Dressing for self-expression and fearless confidence!
As the US election draws to a close, we are reminded that art, fashion and photography are mediums through with we can express the current political context of the world. As members of multicultural families in a country based on the innovation from all area of the globe, we decided to showcase our global muse Harini Madheswaran, who reminds us that although it isn’t always easy being a global citizen, the journey of challenge can inspire growth and confidence in us all. She is writer, nurse and advocate for Save the Children. If you need poetic inspiration or a virtual hug follow Harini @optimistpundit .
We all want to be that girl who sees the world with open eyes, fearlessly explores it, and challenges the state quo. Harini Madheswaran is that girl. Born and raised in Bangalore, Harini relocated to US when she was 8. We sat down to chat with this amazing young woman, who represents the spirit of strength, fearlessness and the positive face of modern America. As a person of great depth, she embodies our inspiration for how to dress for Fall – with a sense of global intelligence, mystery, and empowerment. As the she bravely waded deep into the cool blue waters of Lake Tahoe, and the light hit those stong cheekbones, we were captivated behind the camera by her intoxicating strength and magnetic presence that speaks volumed about the richness of her life experiences. She taught us that although there are challenges along the way, adapting to a new way of life and becoming a global citizen is not lonely, because ultimately connection teaches us that we are all human.
What is the most defining part of being a global citizen?
The best part of growing up in two different cultures is that it helped me be very open-minded. It has taught me that there is so much more to the world than what we are shown – whether it be on the news or what we are taught in school. The biggest part of being Indian that I hold dear is how big the term family can really be. It is a very community-oriented society—especially in the smaller cities and towns.
What was the hardest part of being a teenager in a new land?
When I first came here, I was still very much a child with all the childlike ideologies. I didn’t realize just how different I was until a couple years later when the other kids made me realize it. The hardest parts were definitely the teenage years when I struggled between being a “good Indian daughter” and fitting in with my peers at school. I never quite figured out the right balance but throughout those years, I got to know myself really well. I learnt my strengths and weaknesses and promised myself that each year after would be better. That determination to make something great of myself comes from my immigrant parents and the dreams that they came to this country with.
What advice do you have for other young girls and women struggling to assimilate into a new culture?

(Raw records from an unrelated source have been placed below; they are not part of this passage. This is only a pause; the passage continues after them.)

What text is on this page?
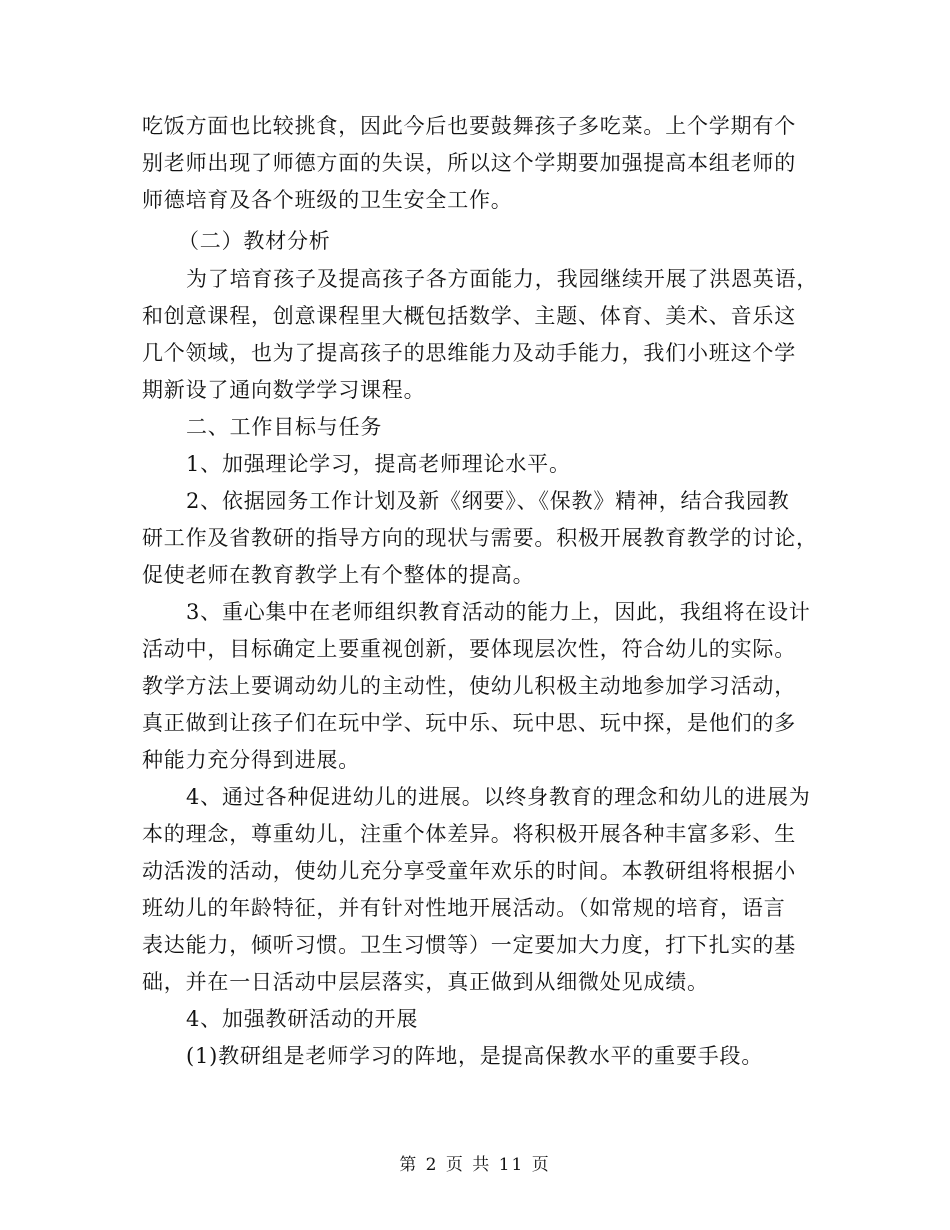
吃饭方面也比较挑食，因此今后也要鼓舞孩子多吃菜。上个学期有个
别老师出现了师德方面的失误，所以这个学期要加强提高本组老师的
师德培育及各个班级的卫生安全工作。
（二）教材分析
为了培育孩子及提高孩子各方面能力，我园继续开展了洪恩英语，
和创意课程，创意课程里大概包括数学、主题、体育、美术、音乐这
几个领域，也为了提高孩子的思维能力及动手能力，我们小班这个学
期新设了通向数学学习课程。
二、工作目标与任务
1、加强理论学习，提高老师理论水平。
2、依据园务工作计划及新《纲要》、《保教》精神，结合我园教
研工作及省教研的指导方向的现状与需要。积极开展教育教学的讨论，
促使老师在教育教学上有个整体的提高。
3、重心集中在老师组织教育活动的能力上，因此，我组将在设计
活动中，目标确定上要重视创新，要体现层次性，符合幼儿的实际。
教学方法上要调动幼儿的主动性，使幼儿积极主动地参加学习活动，
真正做到让孩子们在玩中学、玩中乐、玩中思、玩中探，是他们的多
种能力充分得到进展。
4、通过各种促进幼儿的进展。以终身教育的理念和幼儿的进展为
本的理念，尊重幼儿，注重个体差异。将积极开展各种丰富多彩、生
动活泼的活动，使幼儿充分享受童年欢乐的时间。本教研组将根据小
班幼儿的年龄特征，并有针对性地开展活动。（如常规的培育，语言
表达能力，倾听习惯。卫生习惯等）一定要加大力度，打下扎实的基
础，并在一日活动中层层落实，真正做到从细微处见成绩。
4、加强教研活动的开展
(1)教研组是老师学习的阵地，是提高保教水平的重要手段。
第 2 页 共 11 页
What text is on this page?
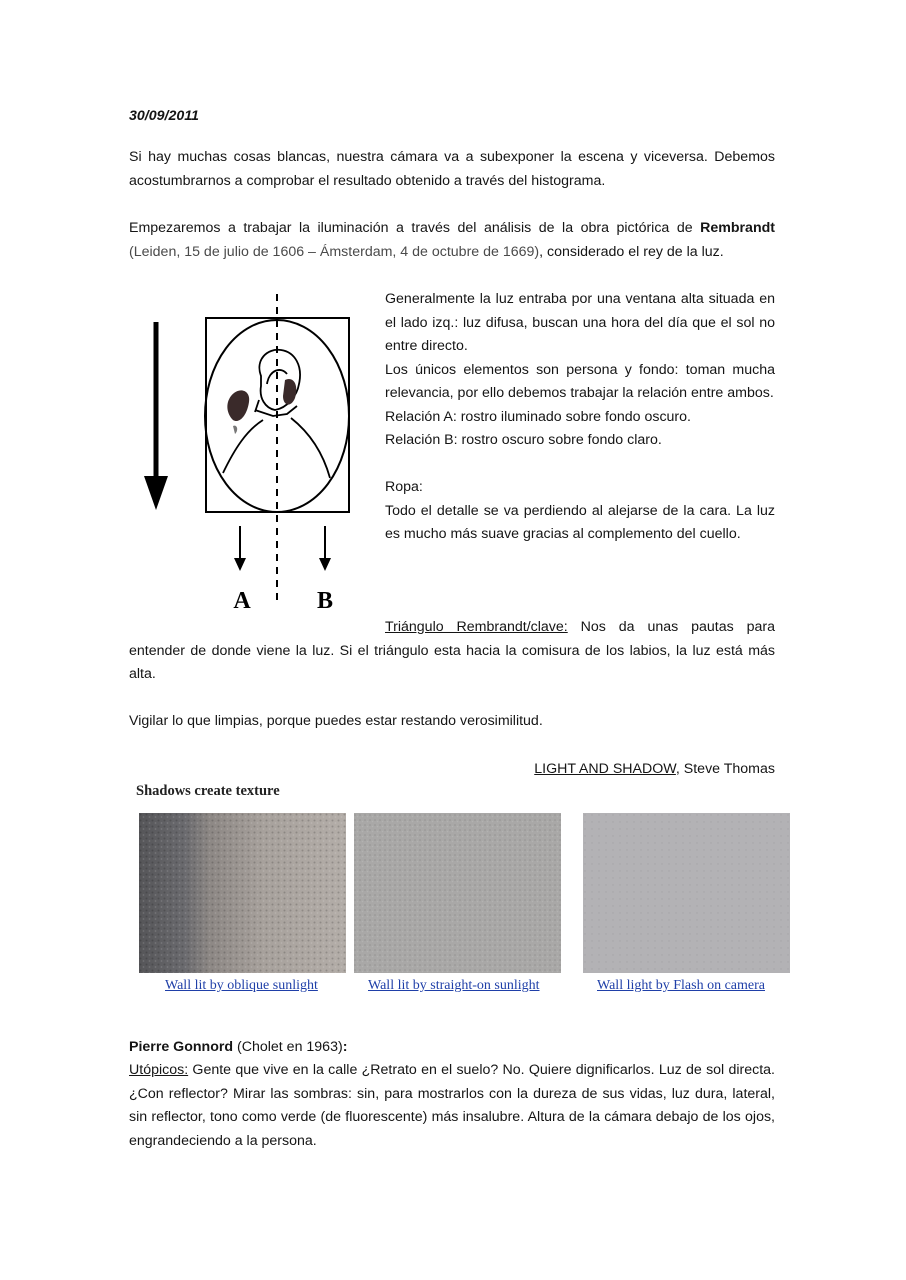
30/09/2011
Si hay muchas cosas blancas, nuestra cámara va a subexponer la escena y viceversa. Debemos acostumbrarnos a comprobar el resultado obtenido a través del histograma.
Empezaremos a trabajar la iluminación a través del análisis de la obra pictórica de Rembrandt (Leiden, 15 de julio de 1606 – Ámsterdam, 4 de octubre de 1669), considerado el rey de la luz.
A	B
Generalmente la luz entraba por una ventana alta situada en el lado izq.: luz difusa, buscan una hora del día que el sol no entre directo.
Los únicos elementos son persona y fondo: toman mucha relevancia, por ello debemos trabajar la relación entre ambos.
Relación A: rostro iluminado sobre fondo oscuro.
Relación B: rostro oscuro sobre fondo claro.
Ropa:
Todo el detalle se va perdiendo al alejarse de la cara. La luz es mucho más suave gracias al complemento del cuello.
Triángulo Rembrandt/clave: Nos da unas pautas para entender de donde viene la luz. Si el triángulo esta hacia la comisura de los labios, la luz está más alta.
Vigilar lo que limpias, porque puedes estar restando verosimilitud.
LIGHT AND SHADOW, Steve Thomas
Shadows create texture
Wall lit by oblique sunlight	Wall lit by straight-on sunlight	Wall light by Flash on camera
Pierre Gonnord (Cholet en 1963):
Utópicos: Gente que vive en la calle ¿Retrato en el suelo? No. Quiere dignificarlos. Luz de sol directa. ¿Con reflector? Mirar las sombras: sin, para mostrarlos con la dureza de sus vidas, luz dura, lateral, sin reflector, tono como verde (de fluorescente) más insalubre. Altura de la cámara debajo de los ojos, engrandeciendo a la persona.
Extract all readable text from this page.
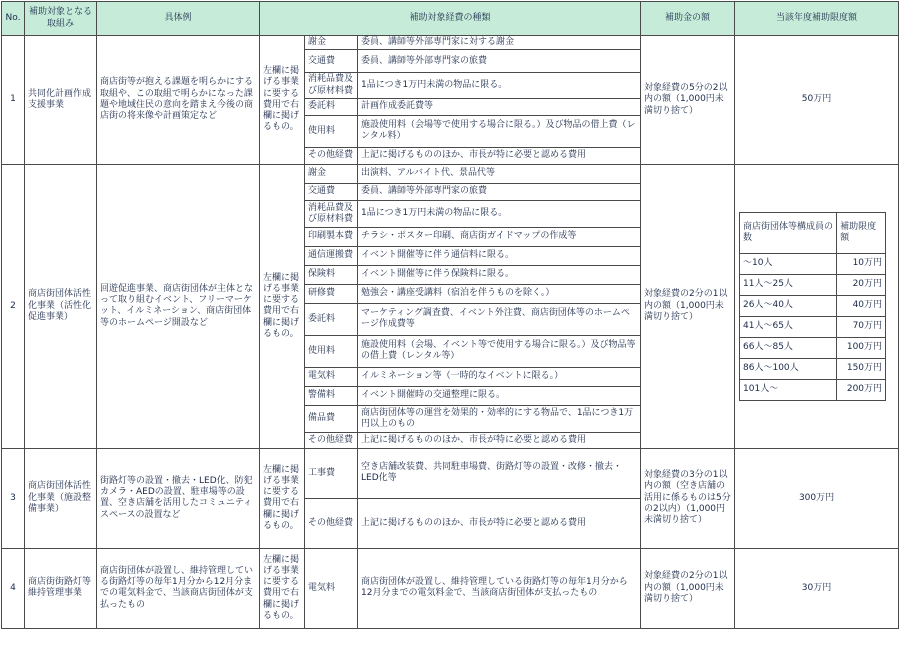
No.	補助対象となる取組み	具体例	補助対象経費の種類	補助金の額	当該年度補助限度額
1	共同化計画作成支援事業	商店街等が抱える課題を明らかにする取組や、この取組で明らかになった課題や地域住民の意向を踏まえ今後の商店街の将来像や計画策定など	左欄に掲げる事業に要する費用で右欄に掲げるもの。	謝金	委員、講師等外部専門家に対する謝金	対象経費の5分の2以内の額（1,000円未満切り捨て）	50万円
交通費	委員、講師等外部専門家の旅費
消耗品費及び原材料費	1品につき1万円未満の物品に限る。
委託料	計画作成委託費等
使用料	施設使用料（会場等で使用する場合に限る。）及び物品の借上費（レンタル料）
その他経費	上記に掲げるもののほか、市長が特に必要と認める費用
2	商店街団体活性化事業（活性化促進事業）	回遊促進事業、商店街団体が主体となって取り組むイベント、フリーマーケット、イルミネーション、商店街団体等のホームページ開設など	左欄に掲げる事業に要する費用で右欄に掲げるもの。	謝金	出演料、アルバイト代、景品代等	対象経費の2分の1以内の額（1,000円未満切り捨て）	
商店街団体等構成員の数	補助限度額
～10人	10万円
11人～25人	20万円
26人～40人	40万円
41人～65人	70万円
66人～85人	100万円
86人～100人	150万円
101人～	200万円

交通費	委員、講師等外部専門家の旅費
消耗品費及び原材料費	1品につき1万円未満の物品に限る。
印刷製本費	チラシ・ポスター印刷、商店街ガイドマップの作成等
通信運搬費	イベント開催等に伴う通信料に限る。
保険料	イベント開催等に伴う保険料に限る。
研修費	勉強会・講座受講料（宿泊を伴うものを除く。）
委託料	マーケティング調査費、イベント外注費、商店街団体等のホームページ作成費等
使用料	施設使用料（会場、イベント等で使用する場合に限る。）及び物品等の借上費（レンタル等）
電気料	イルミネーション等（一時的なイベントに限る。）
警備料	イベント開催時の交通整理に限る。
備品費	商店街団体等の運営を効果的・効率的にする物品で、1品につき1万円以上のもの
その他経費	上記に掲げるもののほか、市長が特に必要と認める費用
3	商店街団体活性化事業（施設整備事業）	街路灯等の設置・撤去・LED化、防犯カメラ・AEDの設置、駐車場等の設置、空き店舗を活用したコミュニティスペースの設置など	左欄に掲げる事業に要する費用で右欄に掲げるもの。	工事費	空き店舗改装費、共同駐車場費、街路灯等の設置・改修・撤去・LED化等	対象経費の3分の1以内の額（空き店舗の活用に係るものは5分の2以内）（1,000円未満切り捨て）	300万円
その他経費	上記に掲げるもののほか、市長が特に必要と認める費用
4	商店街街路灯等維持管理事業	商店街団体が設置し、維持管理している街路灯等の毎年1月分から12月分までの電気料金で、当該商店街団体が支払ったもの	左欄に掲げる事業に要する費用で右欄に掲げるもの。	電気料	商店街団体が設置し、維持管理している街路灯等の毎年1月分から12月分までの電気料金で、当該商店街団体が支払ったもの	対象経費の2分の1以内の額（1,000円未満切り捨て）	30万円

In more ways than one, it is much harder for girls to assimilate into a new culture than boys. In India, I was very outgoing and had many friends in school. When I came to this new country, it was the complete opposite. I spent countless days sitting by myself at lunch and trying to get the courage to make friends at recess. At the end of it all though, I knew it would get better and I had the power to make it better. We just have to keep believing in our own strength as women. Our parents and grandparents grew up closer to a time when women were constantly reminded of weaknesses that may have never existed. It is going to be a challenge and you will have many hard days and want to go back home but slowly and surely, you will step into yourself and conquer every fear you had and all the new fears you will gain from new experiences. You will come to love this new home as I have and continue leaving your own beautiful mark in YOUR country.